Uma MP turbulenta
Causa preocupação a rapidez com que foram liberados 100% de capital estrangeiro nas aéreas.
Há anos, o Congresso vinha discutindo o limite de participação do capital estrangeiro nas companhias aéreas brasileiras sem, no entanto, chegar a uma conclusão. Havia motivos para isso. A matéria é complexa e enseja muito mais do que ponderações estritamente comerciais. Envolve também aspectos da soberania nacional.
Por isso, causa preocupação a rapidez com que o presidente Michel Temer assinou a Medida Provisória (MP) 863/2018, que com uma só canetada superou, ao menos por ora, a discussão havida no Poder Legislativo e liberou investimentos de até 100% de capital estrangeiro nas empresas aéreas nacionais, ou seja, as que têm sede e administração no País.
A MP 863 alterou o artigo 181 da Lei n.° 7.565/1986, que impunha o teto de 20% para a participação estrangeira nas companhias aéreas nacionais.
É inevitável observar que a edição da MP 863 ocorre na esteira da derrocada financeira da Avianca, quarta maior empresa do setor no País, que recentemente entrou com pedido de recuperação judicial. O Planalto nega haver qualquer relação entre uma coisa e outra e, de fato, não se pode afirmar que a mera edição da medida provisória represente a solução imediata dos graves problemas financeiros da companhia. Mas para o ministro do Turismo, Vinicius Lummertz, a MP 863 “pode evitar uma crise sistêmica” do setor aéreo que, em sua visão, poderia ser gerada a partir da crise financeira da Avianca. Lummertz disse que a possibilidade de recorrer ao investimento estrangeiro poderá capitalizar a empresa em melhores condições, “sem ser na bacia das almas”. Ao Estado, o sócio da holding que controla a Avianca, German Efromovich, classificou a edição da MP 863 como “uma boa notícia”.
O chefe da Casa Civil, Eliseu Padilha, afirmou que a medida provisória foi discutida com o futuro ministro da Economia, Paulo Guedes, que disse estar de acordo com o encaminhamento dado ao tema. Se assim foi, trata-se, no mínimo, de um açodamento de ambas as equipes, a que sai e a que entra.
Algumas companhias aéreas poderão ser beneficiadas pela medida. A Avianca parece ser o caso mais evidente. A Gol é outro, já que a Delta detém 9,5% do capital da companhia e, segundo projeções de analistas do mercado, pode ampliar esta participação na empresa brasileira. Outras, entretanto, veem com muita preocupação o futuro do setor a partir da MP 863.

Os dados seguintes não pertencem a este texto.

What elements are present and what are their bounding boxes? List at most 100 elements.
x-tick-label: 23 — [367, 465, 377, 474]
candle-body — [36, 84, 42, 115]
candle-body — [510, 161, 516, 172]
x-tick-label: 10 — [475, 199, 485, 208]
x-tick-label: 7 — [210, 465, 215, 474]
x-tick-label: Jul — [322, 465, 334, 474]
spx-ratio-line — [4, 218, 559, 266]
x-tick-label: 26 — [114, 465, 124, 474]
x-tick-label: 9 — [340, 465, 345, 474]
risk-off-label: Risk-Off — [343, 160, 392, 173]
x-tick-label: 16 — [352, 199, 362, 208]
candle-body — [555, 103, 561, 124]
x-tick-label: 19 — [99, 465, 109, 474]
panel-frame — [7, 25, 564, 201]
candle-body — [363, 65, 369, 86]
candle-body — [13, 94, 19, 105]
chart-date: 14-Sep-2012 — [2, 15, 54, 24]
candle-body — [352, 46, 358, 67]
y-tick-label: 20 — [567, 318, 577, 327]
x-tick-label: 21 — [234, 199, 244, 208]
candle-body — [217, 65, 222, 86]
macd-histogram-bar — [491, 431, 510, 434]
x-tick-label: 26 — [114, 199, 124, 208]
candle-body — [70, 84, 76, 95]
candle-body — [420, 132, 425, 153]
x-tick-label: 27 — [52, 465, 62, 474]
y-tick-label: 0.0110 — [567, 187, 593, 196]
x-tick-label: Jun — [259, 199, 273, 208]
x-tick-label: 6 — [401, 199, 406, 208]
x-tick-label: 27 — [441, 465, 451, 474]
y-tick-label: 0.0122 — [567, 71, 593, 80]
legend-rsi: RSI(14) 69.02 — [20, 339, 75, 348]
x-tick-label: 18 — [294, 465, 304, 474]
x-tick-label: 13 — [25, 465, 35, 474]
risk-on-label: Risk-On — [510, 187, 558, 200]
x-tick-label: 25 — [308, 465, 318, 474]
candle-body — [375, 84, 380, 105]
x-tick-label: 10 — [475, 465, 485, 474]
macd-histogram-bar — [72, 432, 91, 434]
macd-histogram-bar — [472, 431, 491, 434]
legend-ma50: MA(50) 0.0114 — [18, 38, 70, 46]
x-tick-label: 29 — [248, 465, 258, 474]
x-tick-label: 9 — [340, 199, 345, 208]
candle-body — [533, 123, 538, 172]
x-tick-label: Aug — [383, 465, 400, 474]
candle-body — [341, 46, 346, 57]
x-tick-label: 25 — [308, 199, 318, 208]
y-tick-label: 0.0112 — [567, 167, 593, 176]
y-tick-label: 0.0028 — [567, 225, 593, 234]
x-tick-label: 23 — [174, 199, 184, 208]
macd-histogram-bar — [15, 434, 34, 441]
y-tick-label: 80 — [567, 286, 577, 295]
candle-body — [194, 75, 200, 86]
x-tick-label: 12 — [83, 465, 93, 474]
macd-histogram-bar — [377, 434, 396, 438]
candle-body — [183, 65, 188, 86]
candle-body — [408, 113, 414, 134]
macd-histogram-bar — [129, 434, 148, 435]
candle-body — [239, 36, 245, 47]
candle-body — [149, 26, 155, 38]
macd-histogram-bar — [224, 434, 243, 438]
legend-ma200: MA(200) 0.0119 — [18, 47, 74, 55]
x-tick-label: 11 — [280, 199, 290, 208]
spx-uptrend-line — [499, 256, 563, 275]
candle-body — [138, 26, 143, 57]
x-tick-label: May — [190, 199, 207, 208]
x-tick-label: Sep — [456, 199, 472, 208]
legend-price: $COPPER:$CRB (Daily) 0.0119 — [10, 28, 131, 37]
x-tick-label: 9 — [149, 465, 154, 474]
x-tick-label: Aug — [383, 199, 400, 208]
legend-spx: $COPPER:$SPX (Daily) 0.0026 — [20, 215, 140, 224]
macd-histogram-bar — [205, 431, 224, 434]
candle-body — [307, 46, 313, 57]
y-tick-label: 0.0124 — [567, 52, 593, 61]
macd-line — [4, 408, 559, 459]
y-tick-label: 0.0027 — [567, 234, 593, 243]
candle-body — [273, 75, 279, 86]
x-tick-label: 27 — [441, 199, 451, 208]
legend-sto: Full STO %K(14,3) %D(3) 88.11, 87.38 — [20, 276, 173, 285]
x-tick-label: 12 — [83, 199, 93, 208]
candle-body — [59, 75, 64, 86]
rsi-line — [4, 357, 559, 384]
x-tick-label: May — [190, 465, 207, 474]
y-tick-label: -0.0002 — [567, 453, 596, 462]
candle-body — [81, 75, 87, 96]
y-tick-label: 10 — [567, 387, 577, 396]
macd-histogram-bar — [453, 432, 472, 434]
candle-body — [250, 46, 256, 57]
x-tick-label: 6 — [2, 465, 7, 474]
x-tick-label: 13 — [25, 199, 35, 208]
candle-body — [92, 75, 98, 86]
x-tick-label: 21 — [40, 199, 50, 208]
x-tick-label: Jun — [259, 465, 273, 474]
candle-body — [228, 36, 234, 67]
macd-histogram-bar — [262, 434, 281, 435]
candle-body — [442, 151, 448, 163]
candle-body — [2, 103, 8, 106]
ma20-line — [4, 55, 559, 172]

É o caso da Azul, que considera a possibilidade de o capital estrangeiro controlar 100% de uma empresa aérea brasileira uma ameaça ao livre mercado e, por envolver interesses estratégicos do País, à própria soberania. “O Brasil não deveria abrir mão de sua soberania sem pensar bem sobre o assunto”, disse David Neeleman, fundador da Azul e atual presidente do conselho de administração da aérea, ao Broadcast, serviço de notícias em tempo real da Agência Estado.
Embora se diga a favor do aumento do teto (“para pelo menos 49%”), o executivo ponderou que “o governo federal não deveria deixar sem qualquer limite a participação do capital estrangeiro nas aéreas que atuam no País sem reciprocidades que permitam às empresas brasileiras competir em melhores condições no mercado internacional”. Ele tem toda razão. As empresas brasileiras sofrem uma série de restrições para operar no mercado externo com eficiência e competitividade. Além disso, em março o governo ratificou o acordo de céus abertos firmado entre o Brasil e os Estados Unidos em 2011, que cria uma assimetria entre as empresas dos dois países no que tange à competitividade. Pilotos americanos podem trabalhar por mais horas do que os pilotos brasileiros, por exemplo.
Não há dúvida de que o teto de 20% previsto na legislação anterior poderia ser revisto. É imprudente, no entanto, um salto deste patamar para a liberação total tendo-se em vista todas as variáveis envolvidas neste particular segmento da economia. Imagine-se, para argumentar, o que aconteceria se uma transportadora controlada por estrangeiros e com significativa participação no mercado nacional decidir deixar de operar no Brasil.